Leicester City soccer club owner Vichai Srivaddhanaprabha, a Thai tycoon, was among five people who were in a helicopter on Saturday that crashed in a ball of flames after a Premier League match, a source close to the club said.
Also onboard were one of Vichai’s two daughters, two pilots and a fifth person whose identity was not immediately known, the source said yesterday.
There were no confirmed details on whether anyone onboard survived, the source said.
Vichai, a father of four and the founder of duty-free giant King Power International, is a favorite with fans after he bought the unfancied side from central England in 2010 and they went on to stun the soccer world by winning the Premier League title in 2016.
In Thailand, officials at King Power said they could not yet comment on the crash or say whether Vichai had been aboard when it spiraled out of control and crashed an hour after the game. The club has not commented on that publicly.
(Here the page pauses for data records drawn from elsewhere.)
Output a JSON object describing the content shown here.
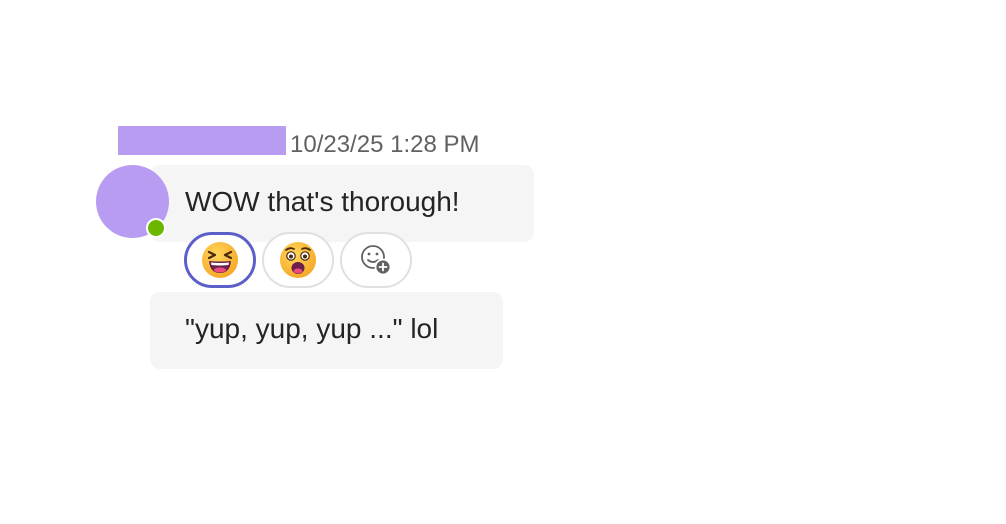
{
  "message": {
    "timestamp": "10/23/25 1:28 PM",
    "first_text": "WOW that's thorough!",
    "second_text": "\"yup, yup, yup ...\" lol"
  },
  "reactions": [
    {
      "icon": "laughing-face-icon",
      "selected": true
    },
    {
      "icon": "surprised-face-icon",
      "selected": false
    },
    {
      "icon": "add-reaction-icon",
      "selected": false
    }
  ],
  "colors": {
    "redaction": "#b79cf2",
    "avatar": "#b79cf2",
    "presence": "#6bb700",
    "selected_border": "#5b5fc7",
    "bubble": "#f5f5f5"
  }
}
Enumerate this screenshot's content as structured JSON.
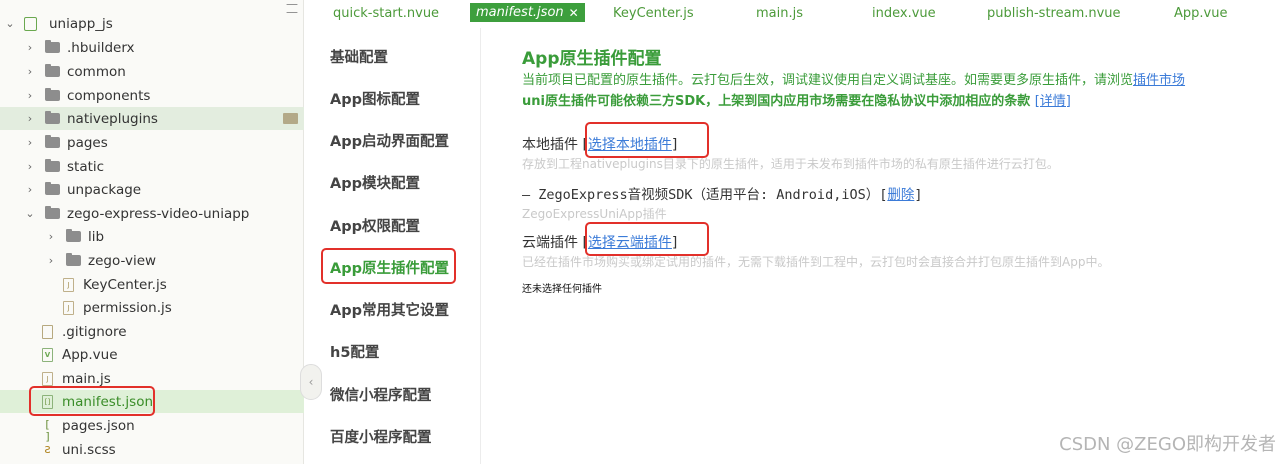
{
  "tree": {
    "root": "uniapp_js",
    "items": [
      {
        "label": ".hbuilderx"
      },
      {
        "label": "common"
      },
      {
        "label": "components"
      },
      {
        "label": "nativeplugins"
      },
      {
        "label": "pages"
      },
      {
        "label": "static"
      },
      {
        "label": "unpackage"
      },
      {
        "label": "zego-express-video-uniapp"
      },
      {
        "label": "lib"
      },
      {
        "label": "zego-view"
      },
      {
        "label": "KeyCenter.js"
      },
      {
        "label": "permission.js"
      },
      {
        "label": ".gitignore"
      },
      {
        "label": "App.vue"
      },
      {
        "label": "main.js"
      },
      {
        "label": "manifest.json"
      },
      {
        "label": "pages.json"
      },
      {
        "label": "uni.scss"
      }
    ]
  },
  "tabs": [
    {
      "label": "quick-start.nvue"
    },
    {
      "label": "manifest.json"
    },
    {
      "label": "KeyCenter.js"
    },
    {
      "label": "main.js"
    },
    {
      "label": "index.vue"
    },
    {
      "label": "publish-stream.nvue"
    },
    {
      "label": "App.vue"
    }
  ],
  "tab_close": "✕",
  "nav": [
    {
      "label": "基础配置"
    },
    {
      "label": "App图标配置"
    },
    {
      "label": "App启动界面配置"
    },
    {
      "label": "App模块配置"
    },
    {
      "label": "App权限配置"
    },
    {
      "label": "App原生插件配置"
    },
    {
      "label": "App常用其它设置"
    },
    {
      "label": "h5配置"
    },
    {
      "label": "微信小程序配置"
    },
    {
      "label": "百度小程序配置"
    }
  ],
  "main": {
    "title": "App原生插件配置",
    "desc_text": "当前项目已配置的原生插件。云打包后生效，调试建议使用自定义调试基座。如需要更多原生插件，请浏览",
    "desc_link": "插件市场",
    "desc2_text": "uni原生插件可能依赖三方SDK，上架到国内应用市场需要在隐私协议中添加相应的条款",
    "desc2_link": "[详情]",
    "local": {
      "label": "本地插件",
      "bracket_open": "[",
      "link": "选择本地插件",
      "bracket_close": "]",
      "hint": "存放到工程nativeplugins目录下的原生插件，适用于未发布到插件市场的私有原生插件进行云打包。"
    },
    "plugin": {
      "text": "– ZegoExpress音视频SDK（适用平台: Android,iOS）[",
      "link": "删除",
      "close": "]",
      "sub": "ZegoExpressUniApp插件"
    },
    "cloud": {
      "label": "云端插件",
      "bracket_open": "[",
      "link": "选择云端插件",
      "bracket_close": "]",
      "hint": "已经在插件市场购买或绑定试用的插件，无需下载插件到工程中，云打包时会直接合并打包原生插件到App中。"
    },
    "none_text": "还未选择任何插件"
  },
  "watermark": "CSDN @ZEGO即构开发者",
  "colors": {
    "accent": "#3a9c3a",
    "link": "#3b7bd8",
    "highlight": "#e2302a"
  }
}
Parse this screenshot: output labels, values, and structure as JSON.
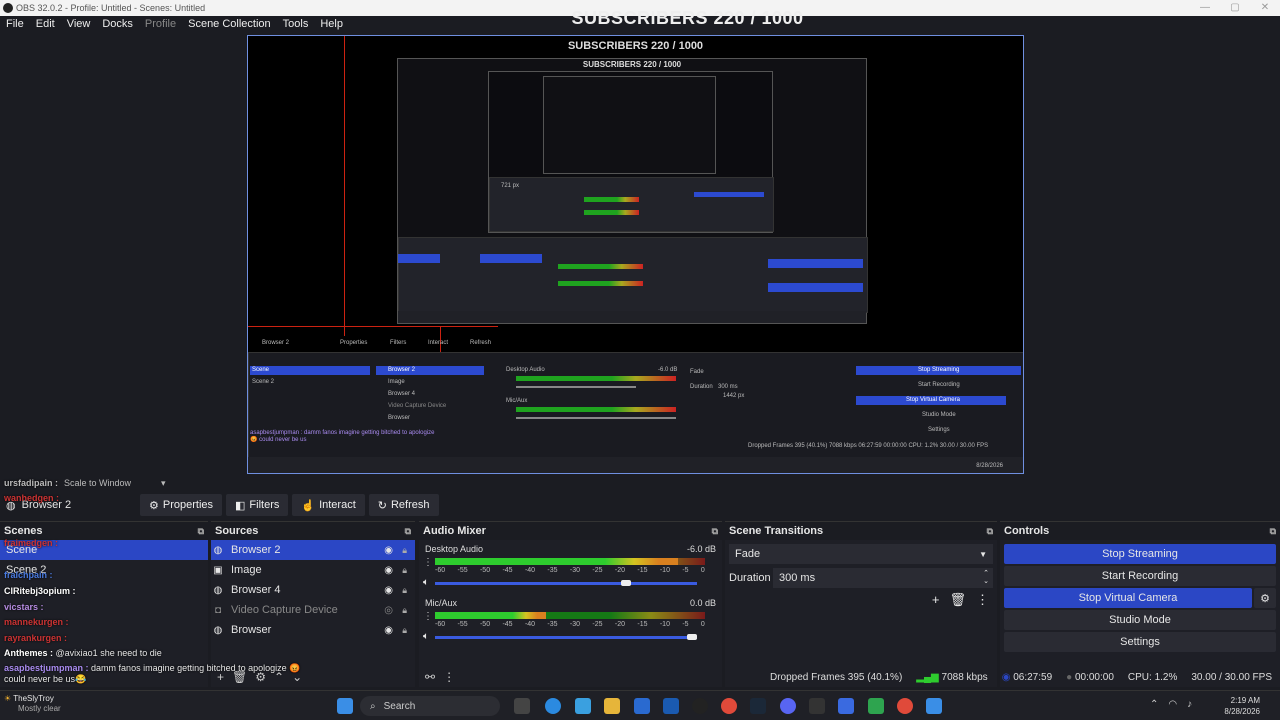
{
  "window": {
    "title": "OBS 32.0.2 - Profile: Untitled - Scenes: Untitled",
    "controls": [
      "—",
      "▢",
      "✕"
    ]
  },
  "menu": [
    "File",
    "Edit",
    "View",
    "Docks",
    "Profile",
    "Scene Collection",
    "Tools",
    "Help"
  ],
  "banner": "SUBSCRIBERS 220 / 1000",
  "preview": {
    "inner_banner": "SUBSCRIBERS 220 / 1000",
    "inner_buttons": {
      "properties": "Properties",
      "filters": "Filters",
      "interact": "Interact",
      "refresh": "Refresh"
    },
    "inner_sources": [
      "Browser 2",
      "Image",
      "Browser 4",
      "Video Capture Device",
      "Browser"
    ],
    "inner_scenes": [
      "Scene",
      "Scene 2"
    ],
    "inner_transition": "Fade",
    "inner_duration_label": "Duration",
    "inner_duration": "300 ms",
    "inner_res": "1442 px",
    "inner_controls": [
      "Stop Streaming",
      "Start Recording",
      "Stop Virtual Camera",
      "Studio Mode",
      "Settings"
    ],
    "inner_status": "Dropped Frames 395 (40.1%)   7088 kbps   06:27:59   00:00:00   CPU: 1.2%   30.00 / 30.00 FPS",
    "inner_px": "721 px",
    "inner_chat": "asapbestjumpman : damm fanos imagine getting bitched to apologize 😡 could never be us",
    "inner_mix": [
      "Desktop Audio",
      "Mic/Aux"
    ],
    "inner_mix_db": "-6.0 dB",
    "inner_date": "8/28/2026"
  },
  "context_bar": {
    "scale": "Scale to Window"
  },
  "toolbar": {
    "source_name": "Browser 2",
    "properties": "Properties",
    "filters": "Filters",
    "interact": "Interact",
    "refresh": "Refresh"
  },
  "scenes": {
    "title": "Scenes",
    "items": [
      "Scene",
      "Scene 2"
    ],
    "selected": 0
  },
  "sources": {
    "title": "Sources",
    "items": [
      {
        "name": "Browser 2",
        "icon": "globe-icon",
        "selected": true
      },
      {
        "name": "Image",
        "icon": "image-icon",
        "selected": false
      },
      {
        "name": "Browser 4",
        "icon": "globe-icon",
        "selected": false
      },
      {
        "name": "Video Capture Device",
        "icon": "camera-icon",
        "selected": false
      },
      {
        "name": "Browser",
        "icon": "globe-icon",
        "selected": false
      }
    ]
  },
  "mixer": {
    "title": "Audio Mixer",
    "channels": [
      {
        "name": "Desktop Audio",
        "db": "-6.0 dB",
        "level": 0.9,
        "fader": 0.73
      },
      {
        "name": "Mic/Aux",
        "db": "0.0 dB",
        "level": 0.41,
        "fader": 0.98
      }
    ],
    "scale": [
      "-60",
      "-55",
      "-50",
      "-45",
      "-40",
      "-35",
      "-30",
      "-25",
      "-20",
      "-15",
      "-10",
      "-5",
      "0"
    ]
  },
  "transitions": {
    "title": "Scene Transitions",
    "selected": "Fade",
    "duration_label": "Duration",
    "duration": "300 ms"
  },
  "controls": {
    "title": "Controls",
    "stop_streaming": "Stop Streaming",
    "start_recording": "Start Recording",
    "stop_virtual_camera": "Stop Virtual Camera",
    "studio_mode": "Studio Mode",
    "settings": "Settings"
  },
  "status": {
    "dropped": "Dropped Frames 395 (40.1%)",
    "kbps": "7088 kbps",
    "stream_time": "06:27:59",
    "rec_time": "00:00:00",
    "cpu": "CPU: 1.2%",
    "fps": "30.00 / 30.00 FPS"
  },
  "chat": [
    {
      "user": "ursfadipain :",
      "msg": "",
      "color": "#bbb"
    },
    {
      "user": "wanhedgen :",
      "msg": "",
      "color": "#c33"
    },
    {
      "user": "fraimedgen :",
      "msg": "",
      "color": "#c33"
    },
    {
      "user": "fralchpain :",
      "msg": "",
      "color": "#4a7be0"
    },
    {
      "user": "ClRitebj3opium :",
      "msg": "",
      "color": "#fff"
    },
    {
      "user": "vicstars :",
      "msg": "",
      "color": "#b58be0"
    },
    {
      "user": "mannekurgen :",
      "msg": "",
      "color": "#c33"
    },
    {
      "user": "rayrankurgen :",
      "msg": "",
      "color": "#c33"
    },
    {
      "user": "Anthemes :",
      "msg": "@avixiao1  she need to die",
      "color": "#fff"
    },
    {
      "user": "asapbestjumpman :",
      "msg": "damm fanos imagine getting bitched to apologize 😡 could never be us😂",
      "color": "#a98bf0"
    }
  ],
  "taskbar": {
    "search": "Search",
    "time": "2:19 AM",
    "date": "8/28/2026",
    "weather_temp": "TheSlyTroy",
    "weather_cond": "Mostly clear"
  },
  "colors": {
    "accent": "#2b47c5",
    "bg": "#1b1c22",
    "dock": "#1e1f26"
  }
}
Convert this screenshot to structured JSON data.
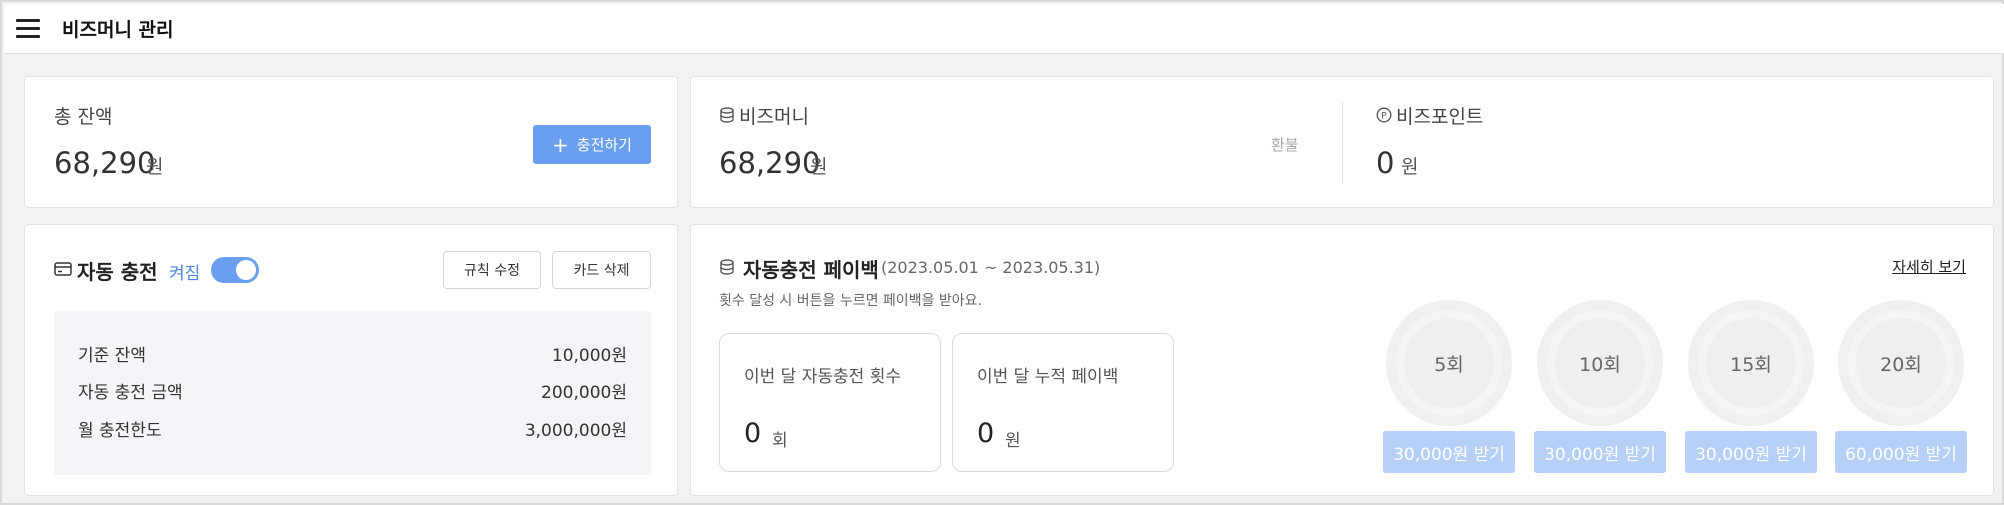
{
  "header": {
    "title": "비즈머니 관리"
  },
  "total": {
    "label": "총 잔액",
    "amount": "68,290",
    "unit": "원",
    "charge_label": "충전하기"
  },
  "bizmoney": {
    "label": "비즈머니",
    "amount": "68,290",
    "unit": "원",
    "refund_label": "환불"
  },
  "bizpoint": {
    "label": "비즈포인트",
    "amount": "0",
    "unit": "원"
  },
  "auto_charge": {
    "title": "자동 충전",
    "status": "켜짐",
    "toggle_on": true,
    "edit_rule_label": "규칙 수정",
    "delete_card_label": "카드 삭제",
    "rules": [
      {
        "key": "기준 잔액",
        "value": "10,000원"
      },
      {
        "key": "자동 충전 금액",
        "value": "200,000원"
      },
      {
        "key": "월 충전한도",
        "value": "3,000,000원"
      }
    ]
  },
  "payback": {
    "title": "자동충전 페이백",
    "period": "(2023.05.01 ~ 2023.05.31)",
    "desc": "횟수 달성 시 버튼을 누르면 페이백을 받아요.",
    "detail_link": "자세히 보기",
    "count_card": {
      "label": "이번 달 자동충전 횟수",
      "value": "0",
      "unit": "회"
    },
    "total_card": {
      "label": "이번 달 누적 페이백",
      "value": "0",
      "unit": "원"
    },
    "milestones": [
      {
        "count": "5회",
        "button": "30,000원 받기"
      },
      {
        "count": "10회",
        "button": "30,000원 받기"
      },
      {
        "count": "15회",
        "button": "30,000원 받기"
      },
      {
        "count": "20회",
        "button": "60,000원 받기"
      }
    ]
  },
  "icons": {
    "menu": "hamburger-icon",
    "plus": "plus-icon",
    "database": "database-icon",
    "point": "point-circle-icon",
    "card": "credit-card-icon"
  },
  "colors": {
    "accent": "#6a9ff0",
    "reward_disabled": "#b6d0f7"
  }
}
The helicopter crashed just meters from the pitch in the club’s parking lot.
Team manager Claude Puel was not on the helicopter, the source said.
According to witnesses, the helicopter just cleared the top of the stadium before it started to spin. It then plummeted to the ground and burst into flames.
John Butcher, who was near the stadium at the time of the crash, told the BBC that his nephew saw the helicopter spiral out of control, apparently due to a faulty rear propeller.
“Within a second, it dropped like a stone to the floor... Luckily, it did spiral for a little while and everybody sort of ran, sort of scattered,” Butcher said.
After pumping millions of pounds into the club, Vichai helped steer them back into the top flight in 2014 before they beat the likes of Manchester United, Liverpool and Chelsea to become champions of England.
According to Forbes magazine he is the fifth-richest person in Thailand with an estimated net worth of US$4.9 billion.
A self-made businessman, Vichai founded Thai duty-free giant King Power in 1989.
The business got a boost in 2006 when it was granted an airport monopoly under the government of then-Thai Prime Minister Thaksin Shinawatra, and it continued to prosper even after Thaksin’s ouster in a coup that year.
Freelance photographer Ryan Brown was covering the game and saw the helicopter clear the stadium before it crashed, the BBC reported.
“Literally the engine stopped and I turned around, and it made a bit of a whirring noise,” Brown told BBC Radio 5 Live. “It turned silent, blades started spinning and then there was a big bang.”
Leicester had played a league match at home against West Ham United earlier on Saturday, drawing 1-1.